Defective excitation-contraction (E-C) coupling is a hallmark of heart failure.18–20 Emerging evidence demonstrates that disruption of the transverse tubule (T-tubule) network is mechanistically involved in the development and progression of heart failure.21, 22 T-tubules are highly organized invaginations of surface membrane that form tightly physical couplings with the terminal cisternae of the sarcoplasmic reticulum (SR), termed cardiac dyads.23 Precise communication between the voltage-gated L-type Ca2+ channels (LTCCs) located mainly on the T-tubule membrane and Ca2+ release ryanodine receptor channels (RyRs) on the SR is essential for rapid electrical excitation, initiation and synchronous triggering of SR Ca2+ release, and therefore coordinated myocyte contraction.24, 25 Junctophilin-2(JP2), a member of the junctophilin family, spans the T-tubule and SR membranes and thereby plays an important role in the formation and maintenance of the cardiac dyad.26 Loss of JP2 expression results in T-tubule remodeling following pressure overload, as demonstrated by studies in cultured myocytes and a transgenic mouse model expressing JP2 shRNA.22, 27 Despite the substantial association in cardiac dysfunction between T-tubule remodeling and microtubule densification, it remains unclear if the latter two processes are mechanistically linked in the development of heart failure. In addition, progressive loss of T-tubule integrity is a long-standing and well-known phenotype in cultured adult cardiomyocytes.28–30 Related unresolved questions are how progressive T-tubule loss occurs in cultured myocytes and whether it shares common mechanisms with T-tubule remodeling in vivo in response to cardiac stress.

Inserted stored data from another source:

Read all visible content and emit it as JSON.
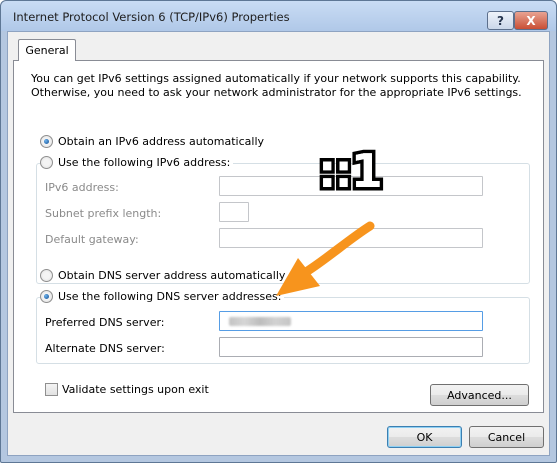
{
  "window": {
    "title": "Internet Protocol Version 6 (TCP/IPv6) Properties",
    "help_glyph": "?",
    "close_glyph": "X"
  },
  "tabs": [
    {
      "label": "General",
      "selected": true
    }
  ],
  "intro": {
    "line1": "You can get IPv6 settings assigned automatically if your network supports this capability.",
    "line2": "Otherwise, you need to ask your network administrator for the appropriate IPv6 settings."
  },
  "ip": {
    "auto_label": "Obtain an IPv6 address automatically",
    "auto_selected": true,
    "manual_label": "Use the following IPv6 address:",
    "manual_selected": false,
    "fields": [
      {
        "label": "IPv6 address:",
        "value": ""
      },
      {
        "label": "Subnet prefix length:",
        "value": ""
      },
      {
        "label": "Default gateway:",
        "value": ""
      }
    ]
  },
  "dns": {
    "auto_label": "Obtain DNS server address automatically",
    "auto_selected": false,
    "manual_label": "Use the following DNS server addresses:",
    "manual_selected": true,
    "fields": [
      {
        "label": "Preferred DNS server:",
        "value": "",
        "blurred": true
      },
      {
        "label": "Alternate DNS server:",
        "value": ""
      }
    ]
  },
  "validate": {
    "label": "Validate settings upon exit",
    "checked": false
  },
  "buttons": {
    "advanced": "Advanced...",
    "ok": "OK",
    "cancel": "Cancel"
  },
  "annotation": {
    "text": "::1",
    "color": "#f7941d"
  }
}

Using a transaortic banding (TAB) murine pressure overload cardiomyopathy model, we first established that treatment with the microtubule disrupting agent colchicine preserves cardiac function, and T-tubule integrity as demonstrated by in situ confocal imaging of Langendorff-perfused intact hearts. Our studies in cultured cardiomyocytes provided key mechanistic insights into how microtubules regulate T-tubule remodeling. Specifically, myocytes in culture undergo progressive loss of T-tubule organization with extended culture, accompanied by rearrangement and densification of microtubules. Microtubule polymerization/stabilization with taxol accelerates this T-tubule alteration, whereas microtubule depolymerization is protective. Genetic silencing of JP2 using an inducible cardiac-specific JP2 shRNA abrogates the protective effect of microtubule disruption. Moreover, pressure overload or microtubule stabilization induces marked redistribution of JP2 to the cell periphery, similar to that observed in failing human hearts. Lastly, Overexpression of a dominant-negative mutant of microtubule motor protein Kinesin 1 (also known as Kif5b) protected against JP2 redistribution and T-tubule remodeling. Analysis of Ca2+ handling properties demonstrate that microtubule depolymerization rescues E-C coupling, including an increase in the amplitude of Ca2+ transients and a reduction of Ca2+ sparks. These data collectively indicate that microtubule densification contributes to T-tubule remodeling in heart failure by altering JP2 distribution within the membrane system.
METHODS
Human Heart Samples
Left ventricular samples from patients with ischemic or dilated cardiomyopathies were obtained from explanted hearts at the University of Iowa Heart Failure Transplant Program. Non-failing donor hearts without evidence of overt cardiac dysfunction were obtained through organ donor networks/organ procurement agencies. For immunostaining experiments, a total of 10 left ventricular samples were studied, including 3 rejected healthy donor hearts, 7 end-stage heart failure patients with either ischemic heart disease (4) or with dilated cardiomyopathy (3). All human heart tissue samples were obtained under organ research donation protocols approved by the Institutional Review Boards at University of Iowa and Mayo Clinic.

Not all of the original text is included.